For at least one instrument, you must use envelopes obtained from a reference sound, using part2_harmonic_inst.
You must creatively utilize part4_rand in at least one clear way.

Use the “data/” directory to save and load your json objects fetched from TheoryTab, as well as pre-computed sounds fetched from FreeSound or recorded yourself. Relative pathing should always be used within your code (i.e., json.load("data/my_song.json")).

Additionally, include a paragraph in answers.txt which details your composition intent, the modifications you made to the source audios/scores, and any other notes you would like to share.

For any sound obtained from FreeSound (or a similar source), include the license information in answers.txt as well. This should include a link to the license as well as any attribution if needed (e.g., for CC licenses).

Next, include a paragraph in answers.txt under “Project feedback and pain points” to share freeform feedback on the project tasking, Pyquist library usage, etc. Please provide at least one or two comments, as the course staff will greatly appreciate it and use it for next year’s version of the course!
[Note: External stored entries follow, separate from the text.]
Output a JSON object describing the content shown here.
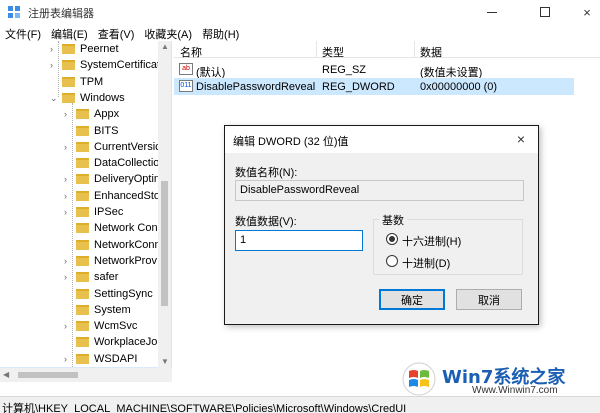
{
  "window": {
    "title": "注册表编辑器",
    "buttons": {
      "minimize": "minimize",
      "maximize": "maximize",
      "close": "×"
    }
  },
  "menu": [
    "文件(F)",
    "编辑(E)",
    "查看(V)",
    "收藏夹(A)",
    "帮助(H)"
  ],
  "tree": {
    "items": [
      {
        "label": "Peernet",
        "expandable": true
      },
      {
        "label": "SystemCertificate",
        "expandable": true
      },
      {
        "label": "TPM",
        "expandable": false
      },
      {
        "label": "Windows",
        "expandable": true,
        "expanded": true
      },
      {
        "label": "Appx",
        "expandable": true
      },
      {
        "label": "BITS",
        "expandable": false
      },
      {
        "label": "CurrentVersic",
        "expandable": true
      },
      {
        "label": "DataCollectio",
        "expandable": false
      },
      {
        "label": "DeliveryOptin",
        "expandable": true
      },
      {
        "label": "EnhancedStor",
        "expandable": true
      },
      {
        "label": "IPSec",
        "expandable": true
      },
      {
        "label": "Network Con",
        "expandable": false
      },
      {
        "label": "NetworkConn",
        "expandable": false
      },
      {
        "label": "NetworkProv",
        "expandable": true
      },
      {
        "label": "safer",
        "expandable": true
      },
      {
        "label": "SettingSync",
        "expandable": false
      },
      {
        "label": "System",
        "expandable": false
      },
      {
        "label": "WcmSvc",
        "expandable": true
      },
      {
        "label": "WorkplaceJo",
        "expandable": false
      },
      {
        "label": "WSDAPI",
        "expandable": true
      },
      {
        "label": "CredUI",
        "expandable": false,
        "selected": true
      }
    ]
  },
  "list": {
    "columns": {
      "name": "名称",
      "type": "类型",
      "data": "数据"
    },
    "rows": [
      {
        "name": "(默认)",
        "type": "REG_SZ",
        "data": "(数值未设置)",
        "icon": "string-value-icon",
        "icon_text": "ab"
      },
      {
        "name": "DisablePasswordReveal",
        "type": "REG_DWORD",
        "data": "0x00000000 (0)",
        "icon": "binary-value-icon",
        "icon_text": "011",
        "selected": true
      }
    ]
  },
  "dialog": {
    "title": "编辑 DWORD (32 位)值",
    "close": "×",
    "name_label": "数值名称(N):",
    "name_value": "DisablePasswordReveal",
    "data_label": "数值数据(V):",
    "data_value": "1",
    "base_label": "基数",
    "base_options": [
      {
        "label": "十六进制(H)",
        "checked": true
      },
      {
        "label": "十进制(D)",
        "checked": false
      }
    ],
    "ok_label": "确定",
    "cancel_label": "取消"
  },
  "status": {
    "path": "计算机\\HKEY_LOCAL_MACHINE\\SOFTWARE\\Policies\\Microsoft\\Windows\\CredUI"
  },
  "watermark": {
    "brand": "Win7系统之家",
    "url": "Www.Winwin7.com"
  },
  "colors": {
    "selection": "#cce8ff",
    "folder": "#e8c04d",
    "focus": "#0078d7"
  }
}
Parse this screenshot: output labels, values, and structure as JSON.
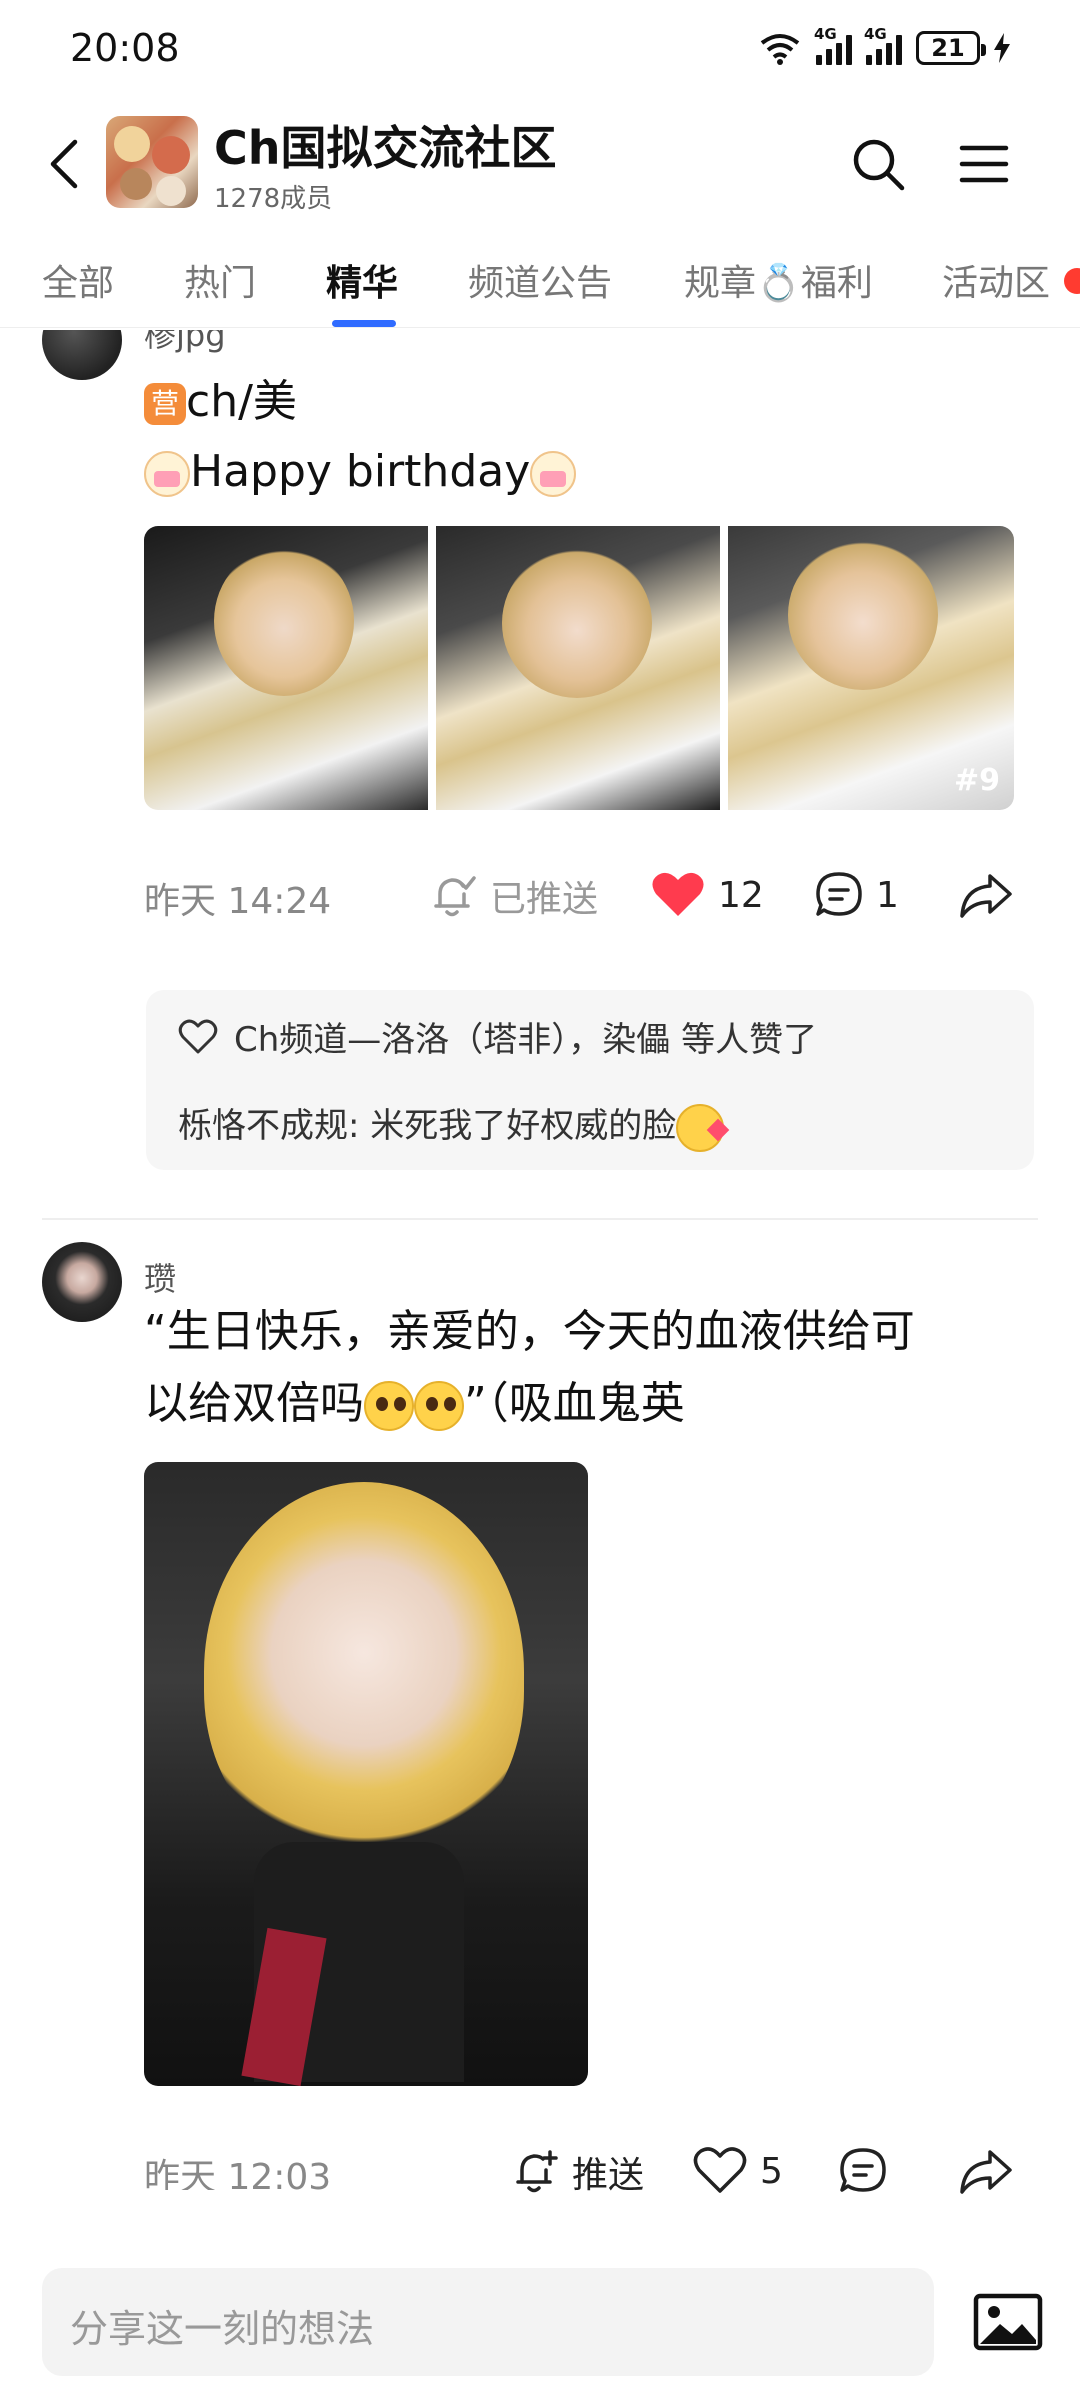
{
  "status_bar": {
    "time": "20:08",
    "signal1": "4G",
    "signal2": "4G",
    "battery": "21"
  },
  "header": {
    "title": "Ch国拟交流社区",
    "members": "1278成员"
  },
  "tabs": [
    {
      "label": "全部",
      "active": false
    },
    {
      "label": "热门",
      "active": false
    },
    {
      "label": "精华",
      "active": true
    },
    {
      "label": "频道公告",
      "active": false
    },
    {
      "label": "规章💍福利",
      "active": false
    },
    {
      "label": "活动区",
      "active": false
    }
  ],
  "posts": [
    {
      "author": "椮jpg",
      "line1": "ch/美",
      "line2": "Happy birthday",
      "image_count_badge": "#9",
      "time": "昨天 14:24",
      "push_label": "已推送",
      "likes": "12",
      "comments": "1",
      "liked": true,
      "like_summary": "Ch频道—洛洛（塔非），染儡 等人赞了",
      "comment_preview": "栎恪不成规: 米死我了好权威的脸"
    },
    {
      "author": "瓒",
      "text_line1": "“生日快乐，亲爱的，今天的血液供给可",
      "text_line2a": "以给双倍吗",
      "text_line2b": "”（吸血鬼英",
      "time": "昨天 12:03",
      "push_label": "推送",
      "likes": "5"
    }
  ],
  "composer": {
    "placeholder": "分享这一刻的想法"
  },
  "colors": {
    "accent": "#2f6bff",
    "like_red": "#ff3b4e",
    "badge_red": "#ff3b30"
  }
}
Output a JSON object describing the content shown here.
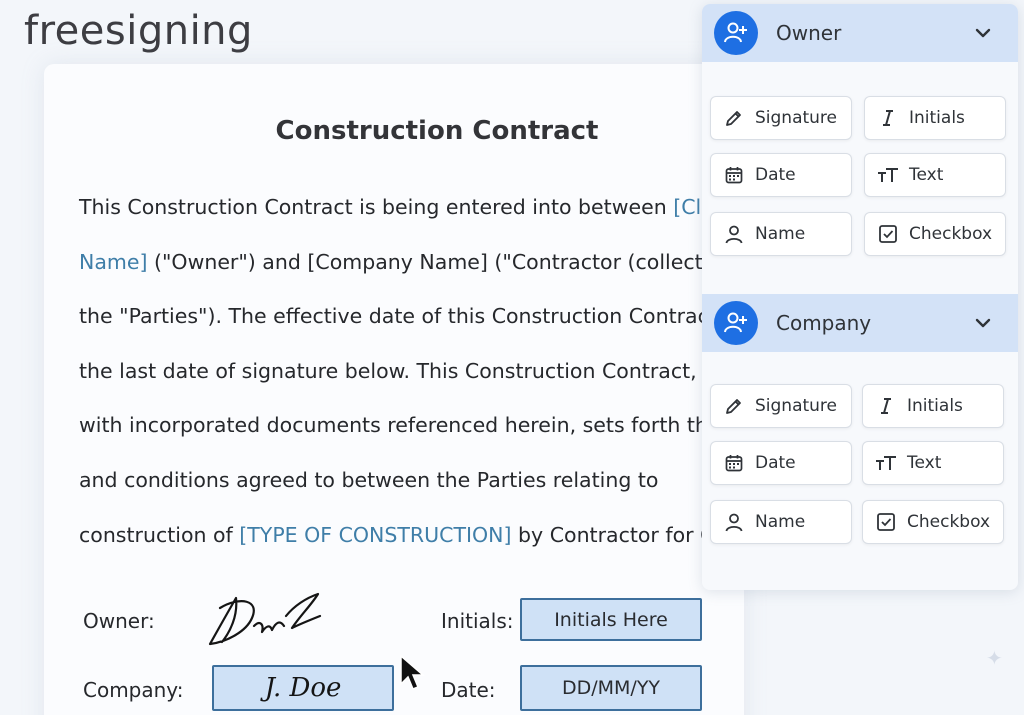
{
  "app": {
    "logo": "freesigning"
  },
  "document": {
    "title": "Construction Contract",
    "lines": [
      [
        {
          "t": "This Construction Contract is being entered into between "
        },
        {
          "t": "[Cli",
          "ph": true
        }
      ],
      [
        {
          "t": "Name]",
          "ph": true
        },
        {
          "t": " (\"Owner\") and [Company Name] (\"Contractor (collect"
        }
      ],
      [
        {
          "t": "the \"Parties\"). The effective date of this Construction Contract"
        }
      ],
      [
        {
          "t": "the last date of signature below. This Construction Contract, c"
        }
      ],
      [
        {
          "t": "with incorporated documents referenced herein, sets forth th"
        }
      ],
      [
        {
          "t": "and conditions agreed to between the Parties relating to"
        }
      ],
      [
        {
          "t": "construction of "
        },
        {
          "t": "[TYPE OF CONSTRUCTION]",
          "ph": true
        },
        {
          "t": " by Contractor for Ow"
        }
      ]
    ],
    "placeholder_color": "#3f7ea8",
    "signatures": {
      "owner_label": "Owner:",
      "company_label": "Company:",
      "company_signature": "J. Doe",
      "initials_label": "Initials:",
      "initials_value": "Initials Here",
      "date_label": "Date:",
      "date_value": "DD/MM/YY"
    }
  },
  "panel": {
    "roles": [
      {
        "label": "Owner",
        "tools": [
          {
            "label": "Signature",
            "icon": "pen-icon"
          },
          {
            "label": "Initials",
            "icon": "italic-icon"
          },
          {
            "label": "Date",
            "icon": "calendar-icon"
          },
          {
            "label": "Text",
            "icon": "text-size-icon"
          },
          {
            "label": "Name",
            "icon": "person-icon"
          },
          {
            "label": "Checkbox",
            "icon": "checkbox-icon"
          }
        ]
      },
      {
        "label": "Company",
        "tools": [
          {
            "label": "Signature",
            "icon": "pen-icon"
          },
          {
            "label": "Initials",
            "icon": "italic-icon"
          },
          {
            "label": "Date",
            "icon": "calendar-icon"
          },
          {
            "label": "Text",
            "icon": "text-size-icon"
          },
          {
            "label": "Name",
            "icon": "person-icon"
          },
          {
            "label": "Checkbox",
            "icon": "checkbox-icon"
          }
        ]
      }
    ],
    "accent": "#1e6fe3",
    "header_bg": "#d3e2f7"
  }
}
Additionally, under “Time spent per task” please provide a rough estimate of your time spent, in hours and minutes.

Finally, run the permission_quiz function and complete your opt-in preferences for showcasing your work on the course website. This should populate the permission.json file to be include upon submission.

Submit via gradescope

Now it’s time to submit your project! Go to Gradescope and navigate to Project 6 Python. You can upload either your project6 folder directly or a zip file containing the files in the directory. Follow the feedback from the autograder until you get full marks! Note that the autograder for this project is still under development, so passing it does not guarantee your work to be completely correct; pay close attention to the requirements, and test and listen to your results with various input combinations.

Peer grading will by manually assigned and we will send out instructions after the submission deadline.

Our class late day policy will remain in place, even though any score reductions may not automatically apply on Gradescope.

References

Kvifte, Tellef. Instruments and the Electronic Age: Toward a Terminology for a Unified Description of Playing Technique. Vol. 35, Ethnomusicology, 1989, doi:10.2307/852402.